ParadisEO - PEO Lesson 2: Multi start over an evolutionary algorithm

Note: All the components are not presented in this lesson (binary, topology, asynchronous or synchronous... ). To know the completeness of components refer to API documentation of ParadisEO-EO and ParadisEO-PEO.

Introduction

After this lesson, you will be able to run a multistart of a genetic algorithm. This is particularly interesting for testing different parameters of an EA. For instance, we can run several genetic algorithms with different population size, mutation/Crossover probability or stopping criterion ... etc. We can store all these different statistics and estimate swiftly what are the best parameters for a given instance of a particular problem.

Requirements

This lesson could have been a paragraph of lesson 1, but was separated for pedagogy reason. It is then with no surprise that this lesson would be short. We are going to reuse what have been presented in the previous lesson.
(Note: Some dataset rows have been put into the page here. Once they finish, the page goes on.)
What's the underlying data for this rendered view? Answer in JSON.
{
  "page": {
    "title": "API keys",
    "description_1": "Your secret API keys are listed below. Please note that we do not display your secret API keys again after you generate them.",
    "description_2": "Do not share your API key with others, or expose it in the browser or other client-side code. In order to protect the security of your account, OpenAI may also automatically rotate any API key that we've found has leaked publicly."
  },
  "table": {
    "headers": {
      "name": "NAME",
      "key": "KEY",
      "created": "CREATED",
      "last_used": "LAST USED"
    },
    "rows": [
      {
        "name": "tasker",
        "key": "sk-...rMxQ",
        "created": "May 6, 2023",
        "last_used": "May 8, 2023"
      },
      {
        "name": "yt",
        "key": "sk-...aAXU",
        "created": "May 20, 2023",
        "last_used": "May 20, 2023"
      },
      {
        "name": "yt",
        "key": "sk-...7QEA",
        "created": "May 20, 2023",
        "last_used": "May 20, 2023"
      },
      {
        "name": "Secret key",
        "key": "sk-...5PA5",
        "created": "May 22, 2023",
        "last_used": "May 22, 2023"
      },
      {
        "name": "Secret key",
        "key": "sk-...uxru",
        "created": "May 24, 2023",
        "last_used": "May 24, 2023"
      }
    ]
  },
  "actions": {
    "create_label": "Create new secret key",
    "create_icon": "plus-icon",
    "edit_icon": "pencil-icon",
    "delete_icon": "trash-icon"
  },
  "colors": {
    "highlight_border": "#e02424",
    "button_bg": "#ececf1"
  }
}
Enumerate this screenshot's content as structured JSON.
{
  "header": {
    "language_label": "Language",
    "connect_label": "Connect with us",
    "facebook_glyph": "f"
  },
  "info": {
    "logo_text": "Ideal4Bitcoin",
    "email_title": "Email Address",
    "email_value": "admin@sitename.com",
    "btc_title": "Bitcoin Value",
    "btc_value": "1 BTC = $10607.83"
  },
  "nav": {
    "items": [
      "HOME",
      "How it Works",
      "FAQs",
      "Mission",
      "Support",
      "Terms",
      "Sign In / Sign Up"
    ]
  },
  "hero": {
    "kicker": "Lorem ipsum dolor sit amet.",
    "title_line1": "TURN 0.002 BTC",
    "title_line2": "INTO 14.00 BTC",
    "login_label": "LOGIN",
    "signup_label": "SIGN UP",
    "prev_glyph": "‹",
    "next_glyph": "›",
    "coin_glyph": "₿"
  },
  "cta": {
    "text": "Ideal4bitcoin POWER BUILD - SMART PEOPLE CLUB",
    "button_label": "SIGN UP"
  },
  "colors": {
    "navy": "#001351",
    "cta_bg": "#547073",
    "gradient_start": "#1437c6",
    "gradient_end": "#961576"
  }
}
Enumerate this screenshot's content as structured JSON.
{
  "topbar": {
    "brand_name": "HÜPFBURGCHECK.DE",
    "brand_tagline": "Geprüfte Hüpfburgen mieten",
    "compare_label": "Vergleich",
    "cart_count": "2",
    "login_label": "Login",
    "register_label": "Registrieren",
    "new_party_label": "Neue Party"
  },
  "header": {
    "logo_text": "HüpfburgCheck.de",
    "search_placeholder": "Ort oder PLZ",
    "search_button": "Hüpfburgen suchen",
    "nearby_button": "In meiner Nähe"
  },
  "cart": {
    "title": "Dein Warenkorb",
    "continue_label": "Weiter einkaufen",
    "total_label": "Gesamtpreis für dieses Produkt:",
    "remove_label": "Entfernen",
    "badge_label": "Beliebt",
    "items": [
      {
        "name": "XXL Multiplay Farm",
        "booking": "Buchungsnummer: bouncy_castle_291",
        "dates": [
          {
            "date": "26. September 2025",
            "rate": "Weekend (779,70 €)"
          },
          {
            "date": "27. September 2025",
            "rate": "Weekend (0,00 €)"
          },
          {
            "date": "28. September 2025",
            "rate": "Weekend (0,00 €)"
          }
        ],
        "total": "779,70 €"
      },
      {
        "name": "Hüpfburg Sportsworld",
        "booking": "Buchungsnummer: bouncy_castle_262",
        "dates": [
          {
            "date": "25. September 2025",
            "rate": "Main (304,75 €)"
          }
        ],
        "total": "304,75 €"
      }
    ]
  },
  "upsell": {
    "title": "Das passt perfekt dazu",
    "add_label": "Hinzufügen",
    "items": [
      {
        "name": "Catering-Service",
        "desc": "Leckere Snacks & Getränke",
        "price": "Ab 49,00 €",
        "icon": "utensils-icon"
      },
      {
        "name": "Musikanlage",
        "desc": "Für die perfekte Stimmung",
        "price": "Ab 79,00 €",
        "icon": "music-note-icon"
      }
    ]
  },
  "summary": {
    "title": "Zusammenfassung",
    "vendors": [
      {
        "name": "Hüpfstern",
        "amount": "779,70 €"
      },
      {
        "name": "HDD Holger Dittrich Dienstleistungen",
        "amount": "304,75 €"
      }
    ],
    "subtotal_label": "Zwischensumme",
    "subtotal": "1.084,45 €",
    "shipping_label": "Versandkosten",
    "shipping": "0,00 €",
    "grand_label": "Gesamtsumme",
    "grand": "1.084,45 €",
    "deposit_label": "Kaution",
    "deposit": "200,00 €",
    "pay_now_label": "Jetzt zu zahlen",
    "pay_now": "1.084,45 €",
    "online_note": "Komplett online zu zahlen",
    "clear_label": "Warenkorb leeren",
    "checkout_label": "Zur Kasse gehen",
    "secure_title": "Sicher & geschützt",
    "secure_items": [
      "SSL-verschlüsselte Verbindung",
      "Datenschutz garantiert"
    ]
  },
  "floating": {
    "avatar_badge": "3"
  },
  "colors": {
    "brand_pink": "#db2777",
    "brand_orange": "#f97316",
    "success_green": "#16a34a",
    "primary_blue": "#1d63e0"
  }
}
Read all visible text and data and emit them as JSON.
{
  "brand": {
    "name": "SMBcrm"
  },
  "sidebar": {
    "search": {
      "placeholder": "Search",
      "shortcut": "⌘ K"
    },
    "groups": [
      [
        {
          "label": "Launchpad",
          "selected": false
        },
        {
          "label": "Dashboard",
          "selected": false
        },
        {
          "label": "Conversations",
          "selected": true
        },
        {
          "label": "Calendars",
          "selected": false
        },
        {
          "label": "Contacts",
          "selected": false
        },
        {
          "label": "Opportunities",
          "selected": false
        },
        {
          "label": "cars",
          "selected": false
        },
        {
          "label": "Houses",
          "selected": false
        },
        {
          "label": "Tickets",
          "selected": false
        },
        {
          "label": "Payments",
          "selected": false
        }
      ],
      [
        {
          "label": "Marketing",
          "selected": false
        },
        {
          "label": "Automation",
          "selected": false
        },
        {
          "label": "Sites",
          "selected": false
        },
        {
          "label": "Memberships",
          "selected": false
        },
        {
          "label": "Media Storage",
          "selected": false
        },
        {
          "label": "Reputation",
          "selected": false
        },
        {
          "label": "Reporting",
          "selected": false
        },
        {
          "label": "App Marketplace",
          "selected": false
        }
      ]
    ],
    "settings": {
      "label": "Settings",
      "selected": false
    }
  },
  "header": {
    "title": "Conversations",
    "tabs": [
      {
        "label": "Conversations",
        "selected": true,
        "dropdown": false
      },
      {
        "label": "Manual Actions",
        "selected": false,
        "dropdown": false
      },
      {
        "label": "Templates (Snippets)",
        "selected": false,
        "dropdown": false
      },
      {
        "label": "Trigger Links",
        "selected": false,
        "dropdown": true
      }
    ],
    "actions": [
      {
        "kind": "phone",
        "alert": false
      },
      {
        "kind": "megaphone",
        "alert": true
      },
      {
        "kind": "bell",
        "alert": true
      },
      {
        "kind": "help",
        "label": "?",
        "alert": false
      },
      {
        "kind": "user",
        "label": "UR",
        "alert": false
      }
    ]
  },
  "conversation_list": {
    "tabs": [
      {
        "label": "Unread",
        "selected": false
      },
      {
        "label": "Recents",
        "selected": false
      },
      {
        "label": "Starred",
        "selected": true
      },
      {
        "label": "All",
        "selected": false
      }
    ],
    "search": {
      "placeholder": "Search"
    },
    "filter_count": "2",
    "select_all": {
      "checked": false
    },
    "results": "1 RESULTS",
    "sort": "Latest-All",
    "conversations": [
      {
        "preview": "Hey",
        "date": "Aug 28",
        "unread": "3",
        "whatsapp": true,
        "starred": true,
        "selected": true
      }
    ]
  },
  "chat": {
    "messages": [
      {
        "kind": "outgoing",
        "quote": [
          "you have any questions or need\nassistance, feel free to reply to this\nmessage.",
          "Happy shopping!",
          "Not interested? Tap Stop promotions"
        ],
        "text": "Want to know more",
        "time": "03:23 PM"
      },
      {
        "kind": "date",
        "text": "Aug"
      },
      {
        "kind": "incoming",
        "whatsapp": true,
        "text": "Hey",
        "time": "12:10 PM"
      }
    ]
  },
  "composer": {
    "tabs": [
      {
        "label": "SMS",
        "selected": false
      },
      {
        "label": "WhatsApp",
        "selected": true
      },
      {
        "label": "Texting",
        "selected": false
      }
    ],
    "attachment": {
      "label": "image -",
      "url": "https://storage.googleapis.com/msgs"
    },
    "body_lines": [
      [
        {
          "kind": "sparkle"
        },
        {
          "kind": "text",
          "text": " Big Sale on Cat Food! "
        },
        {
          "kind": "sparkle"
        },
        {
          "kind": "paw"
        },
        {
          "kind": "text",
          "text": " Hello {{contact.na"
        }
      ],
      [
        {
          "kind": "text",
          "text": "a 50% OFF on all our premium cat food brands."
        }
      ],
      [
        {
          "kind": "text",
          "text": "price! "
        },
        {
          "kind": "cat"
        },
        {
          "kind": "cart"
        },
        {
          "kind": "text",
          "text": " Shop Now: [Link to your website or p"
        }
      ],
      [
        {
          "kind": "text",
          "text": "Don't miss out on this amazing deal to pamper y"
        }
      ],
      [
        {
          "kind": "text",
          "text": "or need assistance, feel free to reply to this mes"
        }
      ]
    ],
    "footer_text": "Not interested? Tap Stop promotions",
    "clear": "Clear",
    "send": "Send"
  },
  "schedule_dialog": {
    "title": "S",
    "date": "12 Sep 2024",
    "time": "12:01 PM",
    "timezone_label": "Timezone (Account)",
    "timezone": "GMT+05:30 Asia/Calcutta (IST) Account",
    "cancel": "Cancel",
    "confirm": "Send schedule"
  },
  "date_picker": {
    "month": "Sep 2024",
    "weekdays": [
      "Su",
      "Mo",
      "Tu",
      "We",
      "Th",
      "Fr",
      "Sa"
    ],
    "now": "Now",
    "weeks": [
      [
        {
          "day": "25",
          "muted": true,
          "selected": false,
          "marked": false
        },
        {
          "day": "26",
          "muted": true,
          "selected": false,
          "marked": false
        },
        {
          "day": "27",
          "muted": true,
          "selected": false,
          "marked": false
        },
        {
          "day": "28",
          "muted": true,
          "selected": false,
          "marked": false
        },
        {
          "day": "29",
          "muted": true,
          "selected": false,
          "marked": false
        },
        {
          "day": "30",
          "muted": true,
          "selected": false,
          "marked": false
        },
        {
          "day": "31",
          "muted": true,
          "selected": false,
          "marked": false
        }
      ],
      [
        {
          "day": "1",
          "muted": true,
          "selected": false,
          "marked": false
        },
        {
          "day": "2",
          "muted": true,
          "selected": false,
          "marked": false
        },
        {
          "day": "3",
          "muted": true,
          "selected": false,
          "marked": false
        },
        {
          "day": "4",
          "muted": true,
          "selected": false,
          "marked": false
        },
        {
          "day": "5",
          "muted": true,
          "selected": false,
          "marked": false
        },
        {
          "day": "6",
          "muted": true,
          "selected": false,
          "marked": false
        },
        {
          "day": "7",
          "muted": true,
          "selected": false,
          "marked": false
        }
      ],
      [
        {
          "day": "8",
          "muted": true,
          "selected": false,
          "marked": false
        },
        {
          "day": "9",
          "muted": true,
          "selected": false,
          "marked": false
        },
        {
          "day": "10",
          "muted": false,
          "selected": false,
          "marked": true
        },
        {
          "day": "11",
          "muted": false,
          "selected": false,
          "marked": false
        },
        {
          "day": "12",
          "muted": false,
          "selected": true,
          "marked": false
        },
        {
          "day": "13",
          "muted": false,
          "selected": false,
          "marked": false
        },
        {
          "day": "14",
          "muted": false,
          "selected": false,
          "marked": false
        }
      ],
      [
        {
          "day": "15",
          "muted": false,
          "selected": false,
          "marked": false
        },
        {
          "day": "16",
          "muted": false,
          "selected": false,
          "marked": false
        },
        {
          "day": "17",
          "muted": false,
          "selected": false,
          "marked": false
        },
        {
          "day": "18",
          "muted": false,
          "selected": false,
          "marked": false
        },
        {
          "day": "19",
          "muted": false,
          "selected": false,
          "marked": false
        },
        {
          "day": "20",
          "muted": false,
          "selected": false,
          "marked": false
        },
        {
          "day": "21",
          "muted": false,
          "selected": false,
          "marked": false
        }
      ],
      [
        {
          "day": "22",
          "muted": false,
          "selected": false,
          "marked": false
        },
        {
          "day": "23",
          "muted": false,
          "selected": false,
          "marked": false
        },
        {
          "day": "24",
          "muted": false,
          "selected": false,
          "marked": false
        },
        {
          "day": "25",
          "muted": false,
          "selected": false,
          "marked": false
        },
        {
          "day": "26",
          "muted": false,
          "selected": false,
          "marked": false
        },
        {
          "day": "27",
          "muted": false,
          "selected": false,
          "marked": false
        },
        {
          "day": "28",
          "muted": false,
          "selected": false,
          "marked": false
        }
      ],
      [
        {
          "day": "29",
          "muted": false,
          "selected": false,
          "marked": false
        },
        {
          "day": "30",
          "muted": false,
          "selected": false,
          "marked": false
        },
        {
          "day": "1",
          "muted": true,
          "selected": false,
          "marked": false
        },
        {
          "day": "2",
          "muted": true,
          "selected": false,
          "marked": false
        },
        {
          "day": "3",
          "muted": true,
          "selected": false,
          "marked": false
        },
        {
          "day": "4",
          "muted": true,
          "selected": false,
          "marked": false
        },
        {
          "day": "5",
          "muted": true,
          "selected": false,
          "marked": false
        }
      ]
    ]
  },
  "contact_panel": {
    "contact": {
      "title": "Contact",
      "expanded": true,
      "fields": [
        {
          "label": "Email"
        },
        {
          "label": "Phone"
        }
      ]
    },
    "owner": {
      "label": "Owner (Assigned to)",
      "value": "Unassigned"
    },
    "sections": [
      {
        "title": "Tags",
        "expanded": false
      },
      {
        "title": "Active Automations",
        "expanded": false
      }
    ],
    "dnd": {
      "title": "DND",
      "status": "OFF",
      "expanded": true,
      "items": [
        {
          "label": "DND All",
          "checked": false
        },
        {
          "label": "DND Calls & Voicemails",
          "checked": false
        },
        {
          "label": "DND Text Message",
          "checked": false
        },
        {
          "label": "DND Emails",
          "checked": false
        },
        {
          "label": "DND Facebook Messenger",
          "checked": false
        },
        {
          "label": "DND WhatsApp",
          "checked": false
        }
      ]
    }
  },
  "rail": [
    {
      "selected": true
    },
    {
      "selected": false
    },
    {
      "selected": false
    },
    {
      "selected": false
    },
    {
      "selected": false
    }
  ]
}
So if you have not, you should take a look at lesson 1.

Implementation

As expected, we need to initialize an EA. Actually, several EAs with possibly different parameters values.

Initialisation of the EA

  ProblemEvalFunc plainEval;
  eoEvalFuncCounter<Problem> eval(plainEval);
  ProblemInit chromInit;

  eoPop< Problem > pop1( POP_SIZE, init );
  eoSGATransform< Problem > transform1( xover, param.pCross, mut, param.pMut );
  eoStochTournamentSelect< Problem > select1;
  eoSelectMany< Problem > selectN1( select1, selectionRate.value() );
  eoSSGAStochTournamentReplacement< Problem > replace1( 1.0 );
  eoWeakElitistReplacement< Problem > elitReplace1( replace1 );
  eoGenContinue< Problem > cont1( nbGenerations.value() );
  eoCheckPoint< Problem > checkpoint1( cont1 );
  eoEasyEA< Problem > algo1( checkpoint1, eval, selectN1, transform1, elitReplace1 );


  eoPop< Problem > pop2( POP_SIZE, init );
  eoSGATransform< Problem > transform2( xover, param.pCross, mut, param.pMut );
  eoStochTournamentSelect< Problem > select2;
  eoSelectMany< Problem > selectN2( select2, selectionRate.value() );
  eoSSGAStochTournamentReplacement< Problem > replace2( 1.0 );
  eoWeakElitistReplacement< Problem > elitReplace2( replace2 );
  eoGenContinue< Problem > cont2( nbGenerations.value() );
  eoCheckPoint< Problem > checkpoint2( cont2 );
  eoEasyEA< Problem > algo2( checkpoint2, eval, selectN2, transform2, elitReplace2 );


  eoPop< Problem > pop3( POP_SIZE, init );
  eoSGATransform< Problem > transform3( xover, param.pCross, mut, param.pMut );
  eoStochTournamentSelect< Problem > select3;
  eoSelectMany< Problem > selectN3( select3, selectionRate.value() );
  eoSSGAStochTournamentReplacement< Problem > replace3( 1.0 );
  eoWeakElitistReplacement< Problem > elitReplace3( replace3 );
  eoGenContinue< Problem > cont3( nbGenerations.value() );
  eoCheckPoint< Problem > checkpoint3( cont3 );
  eoEasyEA< Problem > algo3( checkpoint3, eval, selectN3, transform3, elitReplace3 );

Launching the parallel EA

    peo :: init (__argc, __argv);
    peoWrapper parallelEA1( algo1, pop1);
    peoWrapper parallelEA2( algo2, pop2);
    peoWrapper parallelEA3( algo3, pop3);
    peo :: run ();
    peo :: finalize ();

Launching the program

That is it !! Go ahead and execute !!